Where and Why Did Glove Use in the Medical Profession Originate?

The 'data' or 'validation' will follow in upcoming blogs but this blog shares a historical perspective from the medical literature and which I think is both interesting and 'fun'.

The first article I found on rationale or initiation for glove use was in the medical literature in a British Medical Journal published in 1933. My thought was that if I could find the original rationale or reference, this may be helpful to get more dairy producers and their employees to wear gloves while milking and thereby reduce risk of spreading mastitis from infected cows to healthy cows.

So how did glove use start? Basically, glove use was initiated to protect a woman's hands from an unsightly rash and chemical reaction and because of a romance between this assistant and the doctor in charge. Glove use initially expanded partially due to ego. Health care professionals felt they looked more like 'experts' when wearing gloves. Glove use then expanded and continued based on a desire by health professionals to protect themselves from disease and also to protect transfer of diseases from diseased patients to healthy patients (albeit immunocompromised - e.g., in hospital for another ailment). Research provided the cause and effect or rationale. Hands harbor bacteria. Gloves, when used properly, may reduce the chance or risk of transferring bacteria. AIDS has probably been the number one reason for expanded glove use in the medical profession.

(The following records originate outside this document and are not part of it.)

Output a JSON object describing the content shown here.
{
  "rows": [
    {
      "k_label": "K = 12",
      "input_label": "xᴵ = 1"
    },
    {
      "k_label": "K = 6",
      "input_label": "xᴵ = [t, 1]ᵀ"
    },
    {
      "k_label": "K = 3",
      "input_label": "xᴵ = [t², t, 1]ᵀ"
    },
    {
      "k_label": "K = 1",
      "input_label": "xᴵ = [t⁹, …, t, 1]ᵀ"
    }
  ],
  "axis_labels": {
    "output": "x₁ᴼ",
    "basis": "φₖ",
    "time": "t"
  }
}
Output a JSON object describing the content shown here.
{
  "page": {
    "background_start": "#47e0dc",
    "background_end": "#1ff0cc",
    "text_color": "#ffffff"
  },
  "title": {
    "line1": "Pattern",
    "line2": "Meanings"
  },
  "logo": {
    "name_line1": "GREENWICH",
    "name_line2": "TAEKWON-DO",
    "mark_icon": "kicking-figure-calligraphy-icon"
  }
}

It is possible, when one's own health is at stake, health care professionals are more likely to adhere to a particular protocol - like wearing gloves.

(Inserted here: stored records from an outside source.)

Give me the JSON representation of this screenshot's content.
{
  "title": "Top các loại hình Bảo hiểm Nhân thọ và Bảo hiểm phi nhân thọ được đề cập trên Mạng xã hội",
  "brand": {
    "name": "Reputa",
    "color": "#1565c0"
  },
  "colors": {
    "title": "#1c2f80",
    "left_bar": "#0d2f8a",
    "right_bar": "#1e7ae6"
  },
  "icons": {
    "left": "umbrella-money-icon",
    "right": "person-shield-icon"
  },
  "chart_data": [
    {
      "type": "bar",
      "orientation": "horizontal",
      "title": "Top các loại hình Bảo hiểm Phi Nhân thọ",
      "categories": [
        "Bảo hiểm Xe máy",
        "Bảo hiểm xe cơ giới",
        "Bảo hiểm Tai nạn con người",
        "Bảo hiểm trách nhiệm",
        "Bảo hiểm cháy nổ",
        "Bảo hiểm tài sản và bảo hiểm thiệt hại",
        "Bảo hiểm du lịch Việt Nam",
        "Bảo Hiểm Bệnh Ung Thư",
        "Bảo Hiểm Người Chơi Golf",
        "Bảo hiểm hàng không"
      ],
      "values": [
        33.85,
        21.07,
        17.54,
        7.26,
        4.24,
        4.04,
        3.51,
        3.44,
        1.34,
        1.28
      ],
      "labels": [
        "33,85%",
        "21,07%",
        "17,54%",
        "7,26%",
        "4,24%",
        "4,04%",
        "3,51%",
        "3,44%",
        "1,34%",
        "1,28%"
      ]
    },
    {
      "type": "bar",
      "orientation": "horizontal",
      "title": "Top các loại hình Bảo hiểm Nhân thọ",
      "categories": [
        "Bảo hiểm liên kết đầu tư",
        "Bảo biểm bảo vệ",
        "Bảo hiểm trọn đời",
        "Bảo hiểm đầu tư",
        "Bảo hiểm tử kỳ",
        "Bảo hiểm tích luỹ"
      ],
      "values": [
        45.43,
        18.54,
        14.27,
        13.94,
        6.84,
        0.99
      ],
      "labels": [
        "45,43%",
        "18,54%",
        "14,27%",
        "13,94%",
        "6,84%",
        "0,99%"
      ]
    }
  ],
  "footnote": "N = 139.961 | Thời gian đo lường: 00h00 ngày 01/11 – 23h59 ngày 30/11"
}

There are still plenty of  instances or examples in the medical literature where health care workers forget to fully cleanse gloved hands or replace used gloves and where bacteria are transferred via gloved hands or non-gloved hands from diseased patients to healthy patients. The presence of Methicillin Resistant Staph. aureus (MRSA) in hospitals and impact, especially in immunocompromised patients, may be reinforcing and expanding adherence to glove use by health care workers. Regardless, even when their own potential health is at stake, folks have to be continually reminded through 'data' and other means, that hands - even with glove use, - are a major means of transferring disease from one patient to other patients.

The actual historical quote of how glove use started

The original story is attributed to Dr. F.L. Reichert, and related to an event in 1891. Enjoy!

"(Dr.)W.S. Halstead of Baltimore introduced the use of rubber gloves as a protection both for patient and for surgeon in 1891. Halstead first introduced rubber gloves into his theatre a year or so earlier, in the winter of 1889-90 for a slightly different purpose. The nurse in charge of the operating room had complained to him that the solution of mercuric chloride used in sterilizing the hands had caused dermatitis on her forearms and hands. In Halstead's own words: "As she was an unusually efficient woman, I gave the matter my consideration and one day in New York requested the Goodyear Rubber Company to make as an experiment two pairs of thin rubber gloves with gauntlets (e.g., a dress glove extending over the wrist). On trial these proved to be satisfactory (so) that additional gloves were ordered."  Later the assistant in charge of instruments was given gloves. The operator wore them at first only when making exploratory incisions into joints. After a time men who had grown accustomed to wearing gloves as assistants came to wear them habitually as operators, because they felt more expert with gloves than without."

"It is interesting that the use of rubber gloves in surgery was not the result of an inspiration to eliminate the hands as a source of infection during the operation. Their use was a matter of slow evolution, first as a protection for the hands of the assistants from irritating solutions, then as an added precaution on the part of the operator in exploring joints, later as an aid to the operative dexterity of those accustomed to gloves as assistants, and finally as a regular adornment to be worn invariably in all cases, clean and septic, by the operator and all members of the operating team." "The unusually efficient woman" for whom it all began in due course became Mrs. Halstead".